Schon längst ist der Abgasskandal kein reines Volkswagen-Thema mehr. Auch Unternehmen wie Daimler und BMW stecken tief im Schlamassel - obwohl sie zunächst ihre Unschuld beteuert hatten. Doch gerade das kann ihnen jetzt zum Verhängnis werden. Große Fonds werden bei Daimler auf Schadenersatz wegen Verstößen gegen das Kapitalmarktrecht klagen. Private Anleger können sich ebenfalls beteiligen.
Im September 2015, als der Dieselskandal bekannt wurde, spielte der jetzt abgetretene Daimler-Chef Dieter Zetsche noch den Unschuldigen. Abgasmanipulationen wie bei Volkswagen seien bei seinem Unternehmen undenkbar, sagte er. Inzwischen wissen wir: Auch Mercedes hat unzulässige Abschalteinrichtungen für die Abgasreinigung in seinen Fahrzeugen verbaut.
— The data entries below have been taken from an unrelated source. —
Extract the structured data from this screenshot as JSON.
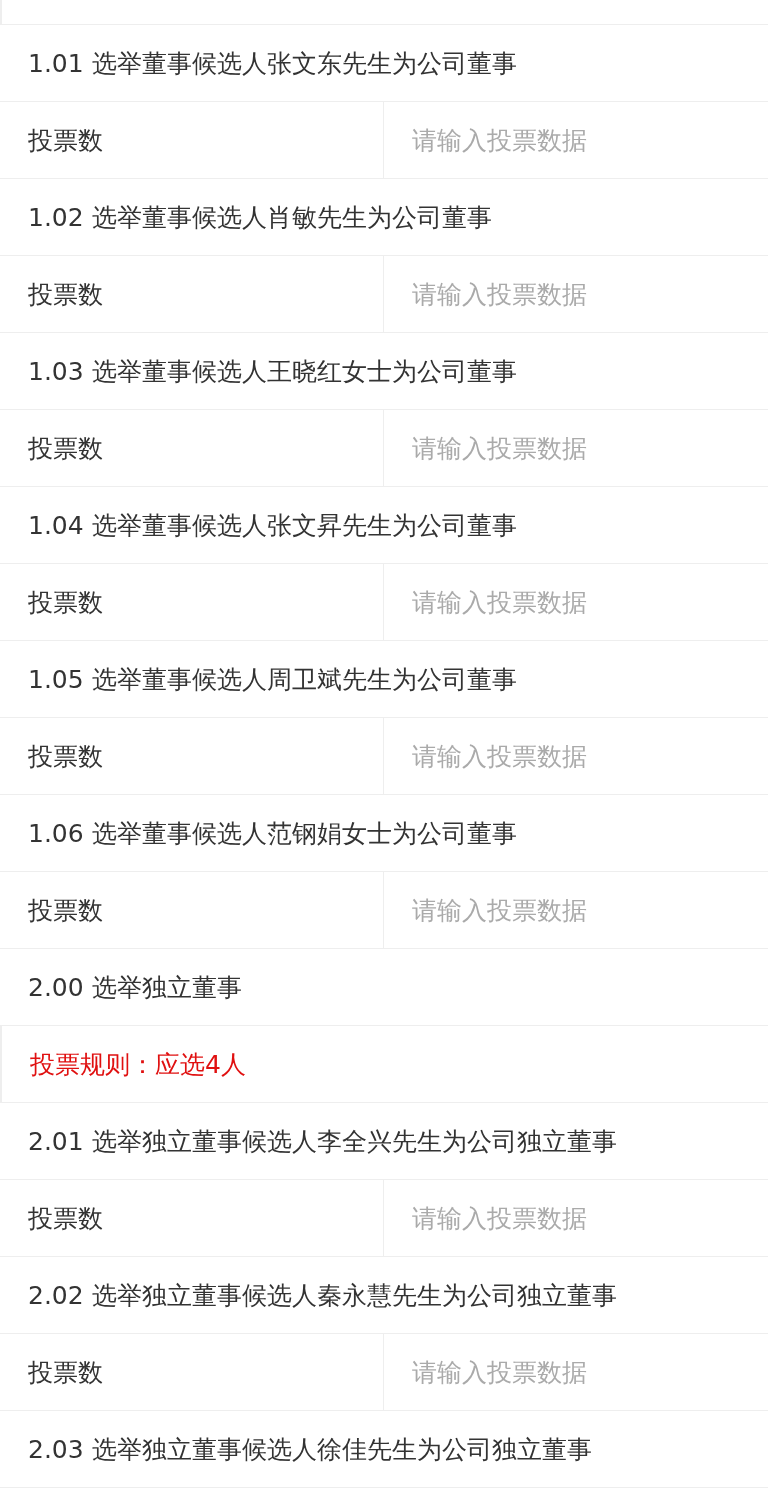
{
  "rows": [
    {
      "kind": "proposal",
      "text": "1.01 选举董事候选人张文东先生为公司董事"
    },
    {
      "kind": "vote",
      "label": "投票数",
      "placeholder": "请输入投票数据"
    },
    {
      "kind": "proposal",
      "text": "1.02 选举董事候选人肖敏先生为公司董事"
    },
    {
      "kind": "vote",
      "label": "投票数",
      "placeholder": "请输入投票数据"
    },
    {
      "kind": "proposal",
      "text": "1.03 选举董事候选人王晓红女士为公司董事"
    },
    {
      "kind": "vote",
      "label": "投票数",
      "placeholder": "请输入投票数据"
    },
    {
      "kind": "proposal",
      "text": "1.04 选举董事候选人张文昇先生为公司董事"
    },
    {
      "kind": "vote",
      "label": "投票数",
      "placeholder": "请输入投票数据"
    },
    {
      "kind": "proposal",
      "text": "1.05 选举董事候选人周卫斌先生为公司董事"
    },
    {
      "kind": "vote",
      "label": "投票数",
      "placeholder": "请输入投票数据"
    },
    {
      "kind": "proposal",
      "text": "1.06 选举董事候选人范钢娟女士为公司董事"
    },
    {
      "kind": "vote",
      "label": "投票数",
      "placeholder": "请输入投票数据"
    },
    {
      "kind": "proposal",
      "text": "2.00 选举独立董事"
    },
    {
      "kind": "rule",
      "text": "投票规则：应选4人"
    },
    {
      "kind": "proposal",
      "text": "2.01 选举独立董事候选人李全兴先生为公司独立董事"
    },
    {
      "kind": "vote",
      "label": "投票数",
      "placeholder": "请输入投票数据"
    },
    {
      "kind": "proposal",
      "text": "2.02 选举独立董事候选人秦永慧先生为公司独立董事"
    },
    {
      "kind": "vote",
      "label": "投票数",
      "placeholder": "请输入投票数据"
    },
    {
      "kind": "proposal",
      "text": "2.03 选举独立董事候选人徐佳先生为公司独立董事"
    }
  ]
}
Rückrufe der Autos und Schadenersatzklagen der Kunden sind die Folge. Eine saftige Kartellstrafe durch die europäischen Behörden könnte noch folgen.
Bei der Daimler-Aktie haben diese Nachrichten für Kursverluste gesorgt. Große institutionelle Daimler-Aktionäre, zumeist Fondsgesellschaften, bereiten Klagen auf Schadenersatz vor. Ihre Argumentation: Da das Management über die Manipulationen im eigenen Haus Bescheid wusste, hätte es den Kapitalmarkt im Rahmen der Ad-hoc-Publizität über die damit verbundenen Risiken frühzeitig informieren müssen. Immerhin handelte es sich um kursbewegende Tatsachen.
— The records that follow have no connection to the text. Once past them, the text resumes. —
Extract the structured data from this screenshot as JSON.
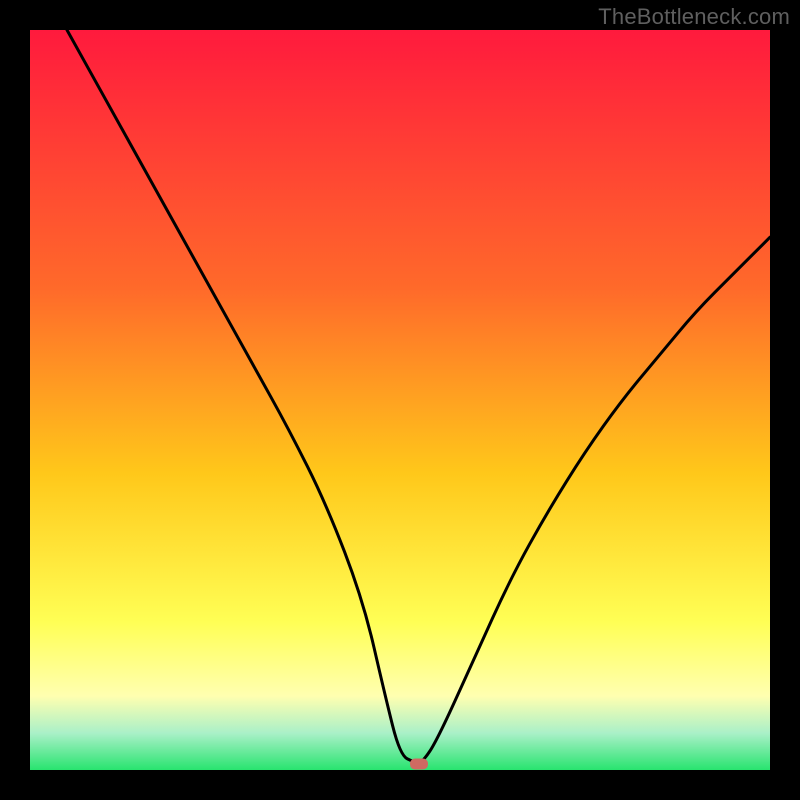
{
  "watermark": {
    "text": "TheBottleneck.com"
  },
  "colors": {
    "top": "#ff1a3d",
    "mid_upper": "#ff6a2a",
    "mid": "#ffc81a",
    "mid_lower": "#ffff55",
    "low_yellow": "#ffffb0",
    "low_mint": "#aaf0c8",
    "bottom": "#28e46f",
    "curve": "#000000",
    "marker": "#cf6a62",
    "frame": "#000000"
  },
  "chart_data": {
    "type": "line",
    "title": "",
    "xlabel": "",
    "ylabel": "",
    "xlim": [
      0,
      100
    ],
    "ylim": [
      0,
      100
    ],
    "series": [
      {
        "name": "bottleneck-curve",
        "x": [
          5,
          10,
          15,
          20,
          25,
          30,
          35,
          40,
          45,
          48,
          50,
          52,
          53,
          55,
          60,
          65,
          70,
          75,
          80,
          85,
          90,
          95,
          100
        ],
        "values": [
          100,
          91,
          82,
          73,
          64,
          55,
          46,
          36,
          23,
          10,
          2,
          1,
          1,
          4,
          15,
          26,
          35,
          43,
          50,
          56,
          62,
          67,
          72
        ]
      }
    ],
    "marker": {
      "x": 52.5,
      "y": 0.8,
      "name": "optimal-point"
    },
    "gradient_stops": [
      {
        "pct": 0,
        "color_key": "top"
      },
      {
        "pct": 35,
        "color_key": "mid_upper"
      },
      {
        "pct": 60,
        "color_key": "mid"
      },
      {
        "pct": 80,
        "color_key": "mid_lower"
      },
      {
        "pct": 90,
        "color_key": "low_yellow"
      },
      {
        "pct": 95,
        "color_key": "low_mint"
      },
      {
        "pct": 100,
        "color_key": "bottom"
      }
    ]
  }
}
Dass dies nicht geschehen ist, könnte Daimler gegenüber seinen Aktionären schadenersatzpflichtig machen. Die Aussagen des inzwischen ausgeschiedenen Vorstandschefs Zetsche würden dem Unternehmen dann auf die Füße fallen. Ähnlich wie im Fall Volkswagen, wo ein vergleichbares Verfahren vor dem OLG Braunschweig läuft, halten Beobachter die Chancen der Kläger bei Daimler ebenfalls für sehr hoch. Auch private Anleger können individuell klagen oder sich einer Musterklage anschließen, die voraussichtlich in diesem Sommer vor dem OLG Stuttgart beginnen wird. Allerdings ist dies mit einem Kostenrisiko verbunden. Wer dieses Risiko scheut, kann zu einer Prozessfinanzierung greifen. Kosten entstehen nur dann, wenn tatsächlich Schadenersatz gezahlt wird. In diesem Fall geht ein Drittel des Geldes an den Prozessfinanzierer und zwei Drittel an den Anleger. Gelingt kein Erfolg, so entstehen auch keine Kosten.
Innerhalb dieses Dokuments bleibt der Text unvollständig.